La búsqueda debe centrarse en saber cuál es la cobertura perfecta

¿Cuáles deben ser las características ideales de un buen numerario? En primer lugar, debe tener un suministro físico invariable. En segundo lugar, debería ser resistente a las influencias relacionadas con la climatología. En tercer lugar, su posesión debería ser difusa, haciendo inútil cualquier intento de restringir su suministro mediante una estrctura no competitiva. En cuarto lugar, debería ser libremente comerciable. En quinto lugar, no debería tener asociado ningún mercado de futuros u opciones.

Finalmente, listo alguno de los candidatos aunque el orden no es significativo, pues cada uno de ellos me parece prometedor, aunque al mismo tiempo tampoco me satisfacen plenamente de forma individual porque ninguno de ellos cumple al mismo tiempo las cinco condiciones antes mencionadas.

1. Tierras cultivables con una buena climatología.

2. Capacidad de refino de petróleo.

3. Capacidad de generación eléctrica.

4. Capacidad de tratamiento de agua.

5. Agua potabe, embotellada o por canalización.

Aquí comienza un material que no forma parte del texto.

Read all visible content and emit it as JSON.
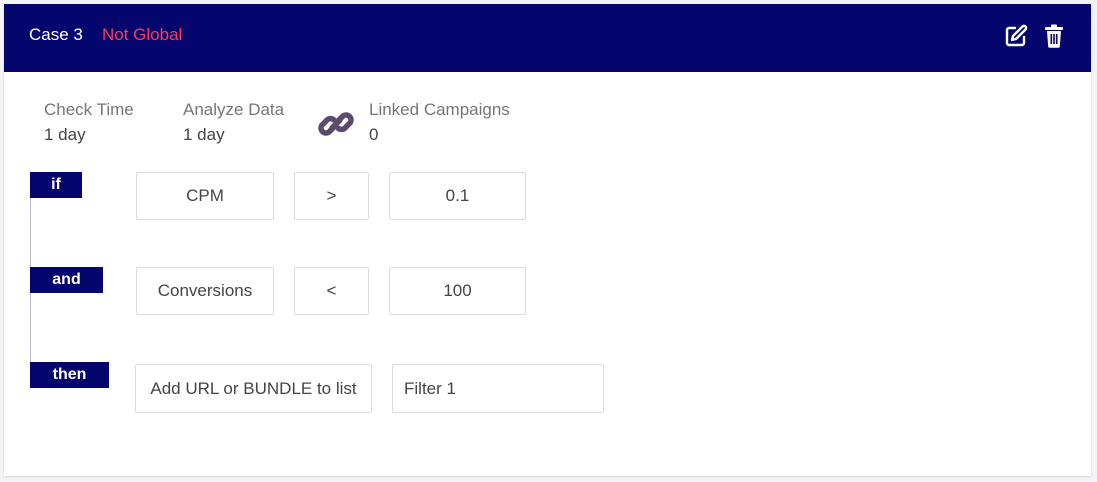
{
  "header": {
    "title": "Case 3",
    "status": "Not Global",
    "status_color": "#ff3b5c",
    "bg_color": "#05056e",
    "icons": [
      "edit-icon",
      "trash-icon"
    ]
  },
  "info": {
    "check_time": {
      "label": "Check Time",
      "value": "1 day"
    },
    "analyze_data": {
      "label": "Analyze Data",
      "value": "1 day"
    },
    "linked_campaigns": {
      "label": "Linked Campaigns",
      "value": "0",
      "icon": "link-icon",
      "icon_color": "#5c4a6e"
    }
  },
  "rules": {
    "if": {
      "keyword": "if",
      "metric": "CPM",
      "operator": ">",
      "value": "0.1"
    },
    "and": {
      "keyword": "and",
      "metric": "Conversions",
      "operator": "<",
      "value": "100"
    },
    "then": {
      "keyword": "then",
      "action": "Add URL or BUNDLE to list",
      "target": "Filter 1"
    }
  }
}
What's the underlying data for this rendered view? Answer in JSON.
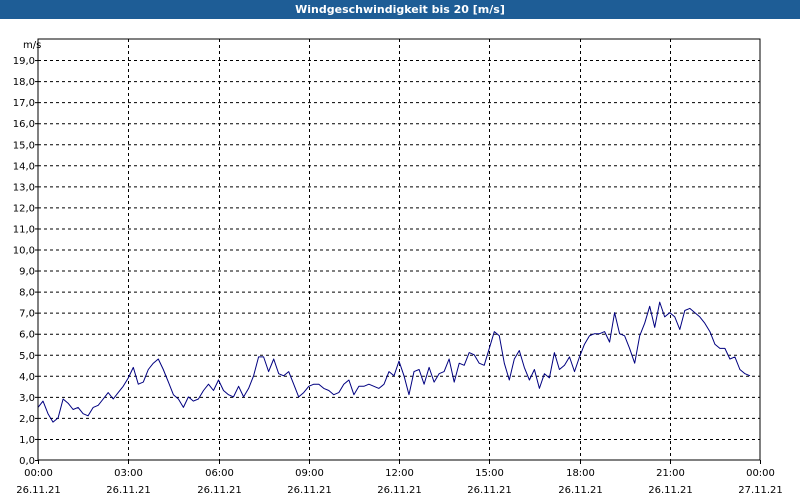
{
  "window": {
    "title": "Windgeschwindigkeit bis 20 [m/s]"
  },
  "chart_data": {
    "type": "line",
    "title": "Windgeschwindigkeit bis 20 [m/s]",
    "ylabel": "m/s",
    "xlabel": "",
    "ylim": [
      0,
      20
    ],
    "xlim_minutes": [
      0,
      1440
    ],
    "grid": true,
    "line_color": "#000080",
    "y_ticks": [
      "0,0",
      "1,0",
      "2,0",
      "3,0",
      "4,0",
      "5,0",
      "6,0",
      "7,0",
      "8,0",
      "9,0",
      "10,0",
      "11,0",
      "12,0",
      "13,0",
      "14,0",
      "15,0",
      "16,0",
      "17,0",
      "18,0",
      "19,0"
    ],
    "x_ticks": [
      {
        "time": "00:00",
        "date": "26.11.21"
      },
      {
        "time": "03:00",
        "date": "26.11.21"
      },
      {
        "time": "06:00",
        "date": "26.11.21"
      },
      {
        "time": "09:00",
        "date": "26.11.21"
      },
      {
        "time": "12:00",
        "date": "26.11.21"
      },
      {
        "time": "15:00",
        "date": "26.11.21"
      },
      {
        "time": "18:00",
        "date": "26.11.21"
      },
      {
        "time": "21:00",
        "date": "26.11.21"
      },
      {
        "time": "00:00",
        "date": "27.11.21"
      }
    ],
    "series": [
      {
        "x_time": [
          "00:00",
          "00:10",
          "00:20",
          "00:30",
          "00:40",
          "00:50",
          "01:00",
          "01:10",
          "01:20",
          "01:30",
          "01:40",
          "01:50",
          "02:00",
          "02:10",
          "02:20",
          "02:30",
          "02:40",
          "02:50",
          "03:00",
          "03:10",
          "03:20",
          "03:30",
          "03:40",
          "03:50",
          "04:00",
          "04:10",
          "04:20",
          "04:30",
          "04:40",
          "04:50",
          "05:00",
          "05:10",
          "05:20",
          "05:30",
          "05:40",
          "05:50",
          "06:00",
          "06:10",
          "06:20",
          "06:30",
          "06:40",
          "06:50",
          "07:00",
          "07:10",
          "07:20",
          "07:30",
          "07:40",
          "07:50",
          "08:00",
          "08:10",
          "08:20",
          "08:30",
          "08:40",
          "08:50",
          "09:00",
          "09:10",
          "09:20",
          "09:30",
          "09:40",
          "09:50",
          "10:00",
          "10:10",
          "10:20",
          "10:30",
          "10:40",
          "10:50",
          "11:00",
          "11:10",
          "11:20",
          "11:30",
          "11:40",
          "11:50",
          "12:00",
          "12:10",
          "12:20",
          "12:30",
          "12:40",
          "12:50",
          "13:00",
          "13:10",
          "13:20",
          "13:30",
          "13:40",
          "13:50",
          "14:00",
          "14:10",
          "14:20",
          "14:30",
          "14:40",
          "14:50",
          "15:00",
          "15:10",
          "15:20",
          "15:30",
          "15:40",
          "15:50",
          "16:00",
          "16:10",
          "16:20",
          "16:30",
          "16:40",
          "16:50",
          "17:00",
          "17:10",
          "17:20",
          "17:30",
          "17:40",
          "17:50",
          "18:00",
          "18:10",
          "18:20",
          "18:30",
          "18:40",
          "18:50",
          "19:00",
          "19:10",
          "19:20",
          "19:30",
          "19:40",
          "19:50",
          "20:00",
          "20:10",
          "20:20",
          "20:30",
          "20:40",
          "20:50",
          "21:00",
          "21:10",
          "21:20",
          "21:30",
          "21:40",
          "21:50",
          "22:00",
          "22:10",
          "22:20",
          "22:30",
          "22:40",
          "22:50",
          "23:00",
          "23:10",
          "23:20",
          "23:30",
          "23:40",
          "23:50",
          "24:00"
        ],
        "values": [
          2.5,
          2.8,
          2.2,
          1.8,
          2.0,
          2.9,
          2.7,
          2.4,
          2.5,
          2.2,
          2.1,
          2.5,
          2.6,
          2.9,
          3.2,
          2.9,
          3.2,
          3.5,
          3.9,
          4.4,
          3.6,
          3.7,
          4.3,
          4.6,
          4.8,
          4.3,
          3.7,
          3.1,
          2.9,
          2.5,
          3.0,
          2.8,
          2.9,
          3.3,
          3.6,
          3.3,
          3.8,
          3.3,
          3.1,
          3.0,
          3.5,
          3.0,
          3.4,
          4.0,
          4.9,
          4.9,
          4.2,
          4.8,
          4.1,
          4.0,
          4.2,
          3.6,
          3.0,
          3.2,
          3.5,
          3.6,
          3.6,
          3.4,
          3.3,
          3.1,
          3.2,
          3.6,
          3.8,
          3.1,
          3.5,
          3.5,
          3.6,
          3.5,
          3.4,
          3.6,
          4.2,
          4.0,
          4.7,
          4.0,
          3.1,
          4.2,
          4.3,
          3.6,
          4.4,
          3.7,
          4.1,
          4.2,
          4.8,
          3.7,
          4.6,
          4.5,
          5.1,
          5.0,
          4.6,
          4.5,
          5.3,
          6.1,
          5.9,
          4.6,
          3.8,
          4.8,
          5.2,
          4.4,
          3.8,
          4.3,
          3.4,
          4.1,
          3.9,
          5.1,
          4.3,
          4.5,
          4.9,
          4.2,
          4.9,
          5.5,
          5.9,
          6.0,
          6.0,
          6.1,
          5.6,
          7.0,
          6.0,
          5.9,
          5.3,
          4.6,
          5.9,
          6.5,
          7.3,
          6.3,
          7.5,
          6.8,
          7.0,
          6.8,
          6.2,
          7.1,
          7.2,
          7.0,
          6.8,
          6.5,
          6.1,
          5.5,
          5.3,
          5.3,
          4.8,
          4.9,
          4.3,
          4.1,
          4.0
        ]
      }
    ]
  }
}
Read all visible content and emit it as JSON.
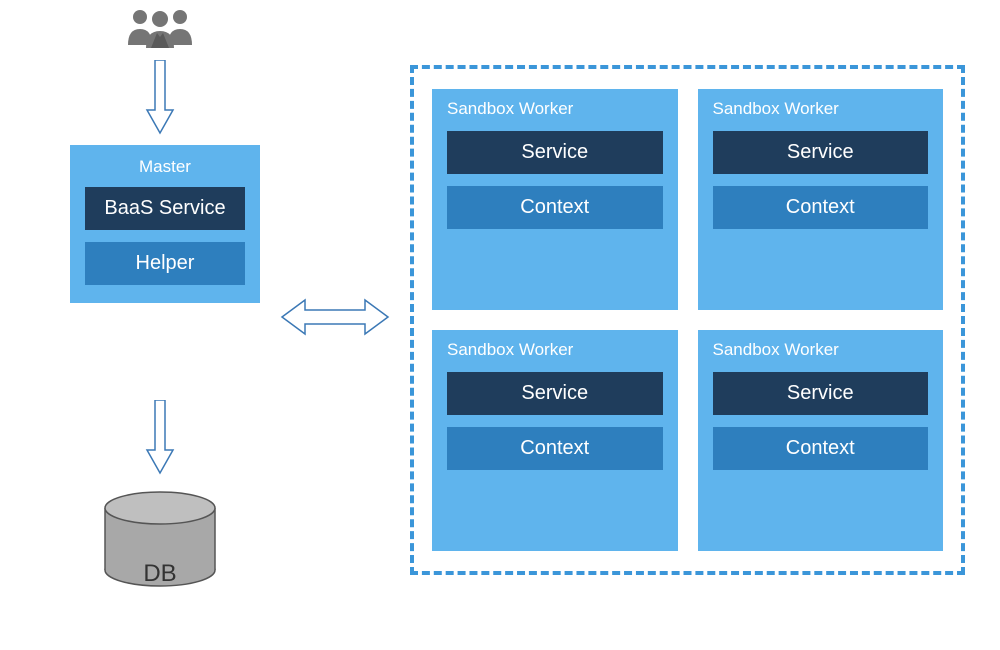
{
  "master": {
    "title": "Master",
    "service_label": "BaaS Service",
    "helper_label": "Helper"
  },
  "db": {
    "label": "DB"
  },
  "worker": {
    "title": "Sandbox Worker",
    "service_label": "Service",
    "context_label": "Context"
  },
  "colors": {
    "light_blue": "#5FB4ED",
    "dark_navy": "#1F3D5C",
    "mid_blue": "#2E7FBE",
    "dashed_border": "#3B96D9",
    "cylinder_fill": "#A8A8A8"
  }
}
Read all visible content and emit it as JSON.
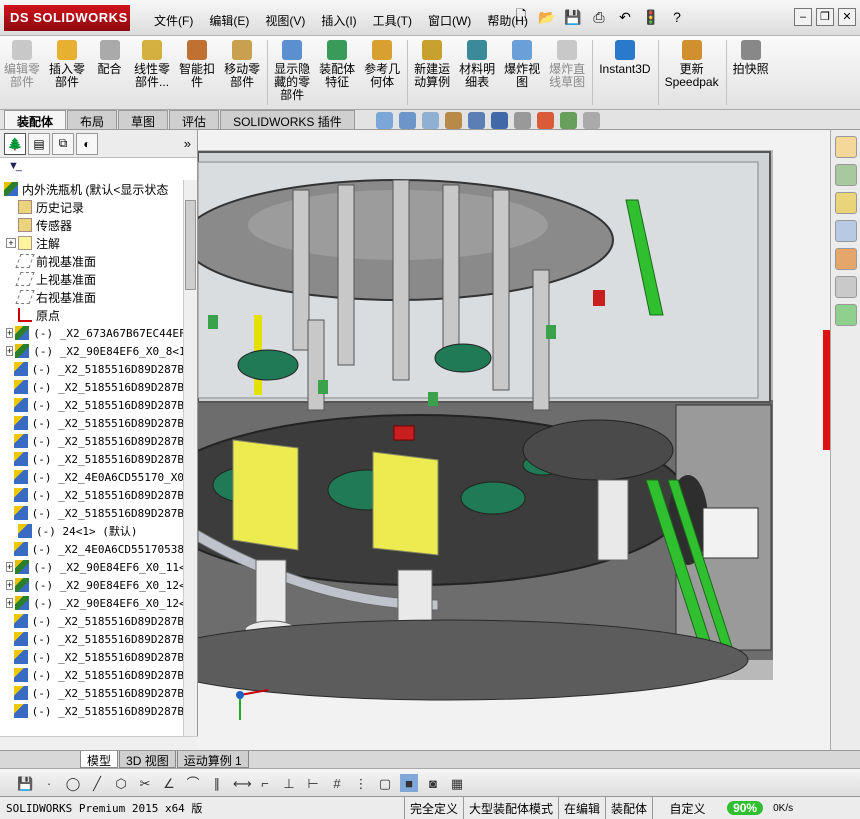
{
  "app": {
    "brand": "SOLIDWORKS",
    "brand_prefix": "DS"
  },
  "menu": [
    "文件(F)",
    "编辑(E)",
    "视图(V)",
    "插入(I)",
    "工具(T)",
    "窗口(W)",
    "帮助(H)"
  ],
  "ribbon": [
    {
      "label": "编辑零\n部件",
      "icon": "edit-component-icon",
      "disabled": true
    },
    {
      "label": "插入零\n部件",
      "icon": "insert-components-icon",
      "disabled": false
    },
    {
      "label": "配合",
      "icon": "mate-icon",
      "disabled": false
    },
    {
      "label": "线性零\n部件...",
      "icon": "linear-pattern-icon",
      "disabled": false
    },
    {
      "label": "智能扣\n件",
      "icon": "smart-fasteners-icon",
      "disabled": false
    },
    {
      "label": "移动零\n部件",
      "icon": "move-component-icon",
      "disabled": false
    },
    {
      "label": "显示隐\n藏的零\n部件",
      "icon": "show-hidden-icon",
      "disabled": false
    },
    {
      "label": "装配体\n特征",
      "icon": "assembly-features-icon",
      "disabled": false
    },
    {
      "label": "参考几\n何体",
      "icon": "reference-geometry-icon",
      "disabled": false
    },
    {
      "label": "新建运\n动算例",
      "icon": "motion-study-icon",
      "disabled": false
    },
    {
      "label": "材料明\n细表",
      "icon": "bom-icon",
      "disabled": false
    },
    {
      "label": "爆炸视\n图",
      "icon": "exploded-view-icon",
      "disabled": false
    },
    {
      "label": "爆炸直\n线草图",
      "icon": "explode-line-icon",
      "disabled": true
    },
    {
      "label": "Instant3D",
      "icon": "instant3d-icon",
      "disabled": false
    },
    {
      "label": "更新\nSpeedpak",
      "icon": "speedpak-icon",
      "disabled": false
    },
    {
      "label": "拍快照",
      "icon": "snapshot-icon",
      "disabled": false
    }
  ],
  "command_tabs": [
    "装配体",
    "布局",
    "草图",
    "评估",
    "SOLIDWORKS 插件"
  ],
  "tree": {
    "root": "内外洗瓶机  (默认<显示状态",
    "items": [
      {
        "label": "历史记录",
        "type": "folder",
        "expandable": false
      },
      {
        "label": "传感器",
        "type": "folder",
        "expandable": false
      },
      {
        "label": "注解",
        "type": "ann",
        "expandable": true
      },
      {
        "label": "前视基准面",
        "type": "plane",
        "expandable": false
      },
      {
        "label": "上视基准面",
        "type": "plane",
        "expandable": false
      },
      {
        "label": "右视基准面",
        "type": "plane",
        "expandable": false
      },
      {
        "label": "原点",
        "type": "origin",
        "expandable": false
      },
      {
        "label": "(-) _X2_673A67B67EC44EF",
        "type": "asm",
        "expandable": true
      },
      {
        "label": "(-) _X2_90E84EF6_X0_8<1",
        "type": "asm",
        "expandable": true
      },
      {
        "label": "(-) _X2_5185516D89D287B",
        "type": "part",
        "expandable": false
      },
      {
        "label": "(-) _X2_5185516D89D287B",
        "type": "part",
        "expandable": false
      },
      {
        "label": "(-) _X2_5185516D89D287B",
        "type": "part",
        "expandable": false
      },
      {
        "label": "(-) _X2_5185516D89D287B",
        "type": "part",
        "expandable": false
      },
      {
        "label": "(-) _X2_5185516D89D287B",
        "type": "part",
        "expandable": false
      },
      {
        "label": "(-) _X2_5185516D89D287B",
        "type": "part",
        "expandable": false
      },
      {
        "label": "(-) _X2_4E0A6CD55170_X0",
        "type": "part",
        "expandable": false
      },
      {
        "label": "(-) _X2_5185516D89D287B",
        "type": "part",
        "expandable": false
      },
      {
        "label": "(-) _X2_5185516D89D287B",
        "type": "part",
        "expandable": false
      },
      {
        "label": "(-) 24<1> (默认)",
        "type": "part",
        "expandable": false
      },
      {
        "label": "(-) _X2_4E0A6CD55170538",
        "type": "part",
        "expandable": false
      },
      {
        "label": "(-) _X2_90E84EF6_X0_11<",
        "type": "asm",
        "expandable": true
      },
      {
        "label": "(-) _X2_90E84EF6_X0_12<",
        "type": "asm",
        "expandable": true
      },
      {
        "label": "(-) _X2_90E84EF6_X0_12<",
        "type": "asm",
        "expandable": true
      },
      {
        "label": "(-) _X2_5185516D89D287B",
        "type": "part",
        "expandable": false
      },
      {
        "label": "(-) _X2_5185516D89D287B",
        "type": "part",
        "expandable": false
      },
      {
        "label": "(-) _X2_5185516D89D287B",
        "type": "part",
        "expandable": false
      },
      {
        "label": "(-) _X2_5185516D89D287B",
        "type": "part",
        "expandable": false
      },
      {
        "label": "(-) _X2_5185516D89D287B",
        "type": "part",
        "expandable": false
      },
      {
        "label": "(-) _X2_5185516D89D287B",
        "type": "part",
        "expandable": false
      }
    ]
  },
  "bottom_tabs": [
    "模型",
    "3D 视图",
    "运动算例 1"
  ],
  "status": {
    "product": "SOLIDWORKS Premium 2015 x64 版",
    "definition": "完全定义",
    "mode": "大型装配体模式",
    "editing": "在编辑",
    "doc": "装配体",
    "units": "自定义",
    "progress": "90%",
    "net": "0K/s"
  },
  "colors": {
    "brand_red": "#c8101a",
    "accent_green": "#2fbf2f",
    "accent_yellow": "#e6e000"
  }
}
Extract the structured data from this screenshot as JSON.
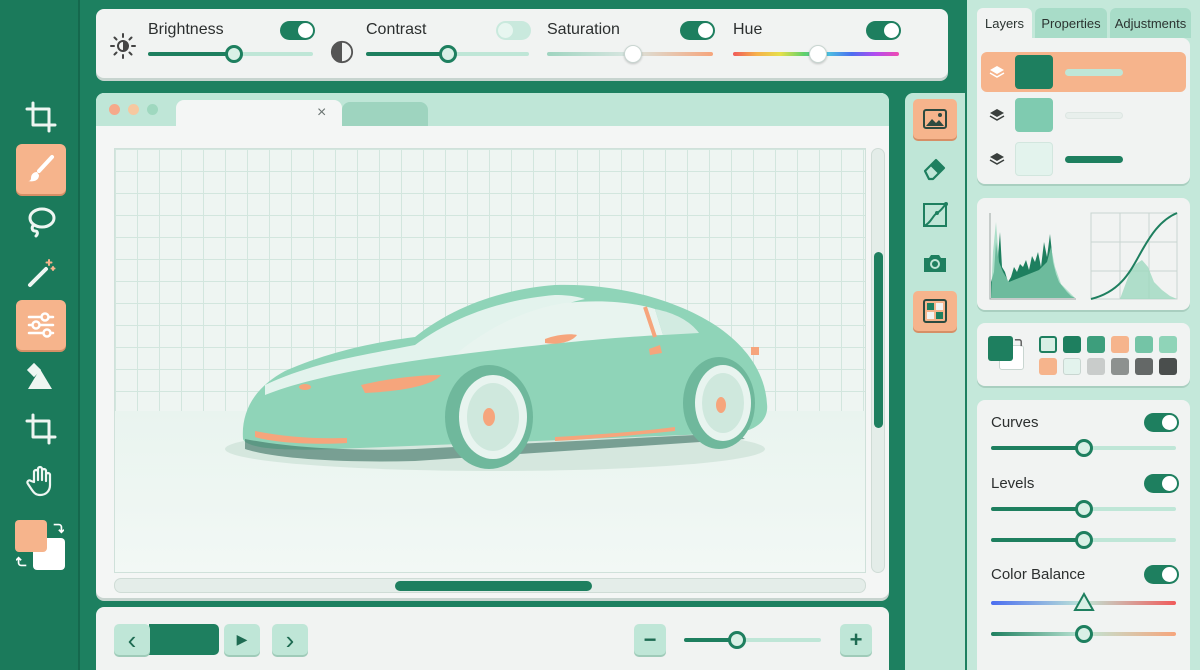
{
  "window": {
    "traffic_lights": [
      "#f6a98a",
      "#f6c8a0",
      "#9fd8bf"
    ]
  },
  "left_toolbar": {
    "tools": [
      {
        "name": "crop-icon",
        "active": false
      },
      {
        "name": "brush-icon",
        "active": true
      },
      {
        "name": "lasso-icon",
        "active": false
      },
      {
        "name": "magic-wand-icon",
        "active": false
      },
      {
        "name": "sliders-icon",
        "active": true
      },
      {
        "name": "shapes-icon",
        "active": false
      },
      {
        "name": "crop-icon",
        "active": false
      },
      {
        "name": "hand-icon",
        "active": false
      }
    ],
    "foreground_color": "#f6b48c",
    "background_color": "#ffffff"
  },
  "top_adjustments": {
    "brightness": {
      "label": "Brightness",
      "enabled": true,
      "value": 0.5
    },
    "contrast": {
      "label": "Contrast",
      "enabled": false,
      "value": 0.5
    },
    "saturation": {
      "label": "Saturation",
      "enabled": true,
      "value": 0.52
    },
    "hue": {
      "label": "Hue",
      "enabled": true,
      "value": 0.52
    }
  },
  "canvas": {
    "tab_close": "×",
    "colors": {
      "accent": "#1e7f5f",
      "car_body": "#8fd4b8",
      "car_accent": "#f6a57c"
    }
  },
  "bottom_bar": {
    "prev": "‹",
    "play": "▶",
    "next": "›",
    "zoom_out": "−",
    "zoom_in": "+",
    "zoom_value": 0.38
  },
  "right_panel": {
    "tabs": [
      {
        "label": "Layers",
        "active": true
      },
      {
        "label": "Properties",
        "active": false
      },
      {
        "label": "Adjustments",
        "active": false
      }
    ],
    "layers": [
      {
        "thumb": "#1e7f5f",
        "bar": "#bfe6d7",
        "selected": true
      },
      {
        "thumb": "#7fcbb0",
        "bar": "#e8efec",
        "selected": false
      },
      {
        "thumb": "#e3f3ed",
        "bar": "#1e7f5f",
        "selected": false
      }
    ],
    "swatches": [
      "#d8efe5",
      "#1e7f5f",
      "#3d9e7c",
      "#74c4a6",
      "#f6b48c",
      "#8fd4b8",
      "#f6b48c",
      "#e3f3ed",
      "#c9cccb",
      "#8d918f",
      "#646867",
      "#4a4e4d"
    ],
    "adjustments": [
      {
        "label": "Curves",
        "enabled": true
      },
      {
        "label": "Levels",
        "enabled": true
      },
      {
        "label": "Color Balance",
        "enabled": true
      }
    ]
  }
}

6. Accesos a costas y puertos.

7. Paladio, platino y diamantes.

8. Propiedades inmobiliarias en cascos antiguos o en lugares singulares.

9. Antigüedades, arte de calidad, sellos y monedas.

10. Materias primas sin mercados de futuros y opciones asociados.

(1) NdT: hace referencia al año 2000

(2) US Dollar: selling the silver and leasing the gold.

(3) NdT: la constante gravitacional G.